もうすぐ大人よ、と言いたげなおしゃまな二人でした。
( マンドラキ港の埠頭 )
★ ★ ★
< 神々の伝説の海・エーゲ海 >
前回述べたように、この旅のメインテーマは、ヨハネ騎士団のロードス島。
だが、それとは別に、サブテーマが2つある。
ロードス島に行くと決めてからいろいろ調べているとき、これをサブテーマの1つに、と思うようになったのが、「エーゲ海」。
エーゲ海の海。
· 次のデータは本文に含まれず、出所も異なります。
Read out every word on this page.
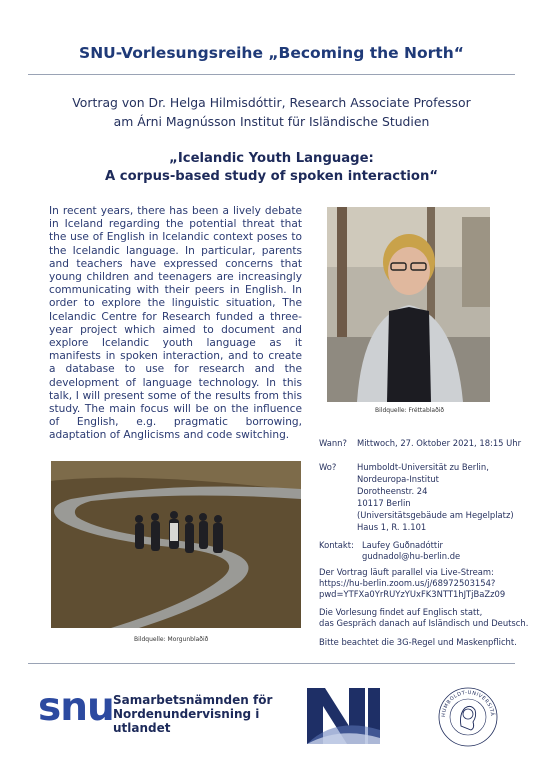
SNU-Vorlesungsreihe „Becoming the North“
Vortrag von Dr. Helga Hilmisdóttir, Research Associate Professor
am Árni Magnússon Institut für Isländische Studien
„Icelandic Youth Language:
A corpus-based study of spoken interaction“

In recent years, there has been a lively debate in Iceland regarding the potential threat that the use of English in Icelandic context poses to the Icelandic language. In particular, parents and teachers have expressed concerns that young children and teenagers are increasingly communicating with their peers in English. In order to explore the linguistic situation, The Icelandic Centre for Research funded a three-year project which aimed to document and explore Icelandic youth language as it manifests in spoken interaction, and to create a database to use for research and the development of language technology. In this talk, I will present some of the results from this study. The main focus will be on the influence of English, e.g. pragmatic borrowing, adaptation of Anglicisms and code switching.

Bildquelle: Fréttablaðið
Bildquelle: Morgunblaðið
Wann? Mittwoch, 27. Oktober 2021, 18:15 Uhr
Wo? Humboldt-Universität zu Berlin,
Nordeuropa-Institut
Dorotheenstr. 24
10117 Berlin
(Universitätsgebäude am Hegelplatz)
Haus 1, R. 1.101
Kontakt: Laufey Guðnadóttir
gudnadol@hu-berlin.de
Der Vortrag läuft parallel via Live-Stream:
https://hu-berlin.zoom.us/j/68972503154?
pwd=YTFXa0YrRUYzYUxFK3NTT1hJTjBaZz09
Die Vorlesung findet auf Englisch statt,
das Gespräch danach auf Isländisch und Deutsch.
Bitte beachtet die 3G-Regel und Maskenpflicht.
snu Samarbetsnämnden för
Nordenundervisning i
utlandet
HUMBOLDT-UNIVERSITÄ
エーゲ海の島々ではなく、海そのもの。
かつて、ベネツィアに行ったとき、わざわざリド島を歩いて横断しアドリア海を見に行った。オーストラリアのパースに行ったときは、列車に乗ってインド洋を見に行った。スペインでも、ポルトガルでも、大西洋を見に行った。
海は海だが、それぞれに感じるものは異なる。
そうはいっても、日本人だけでなく世界の旅行者にとって、エーゲ海のイメージは、紺碧の海、そして、白い壁の家々がびっしりと並ぶサントリーニ島やミコノス島の景色であろう。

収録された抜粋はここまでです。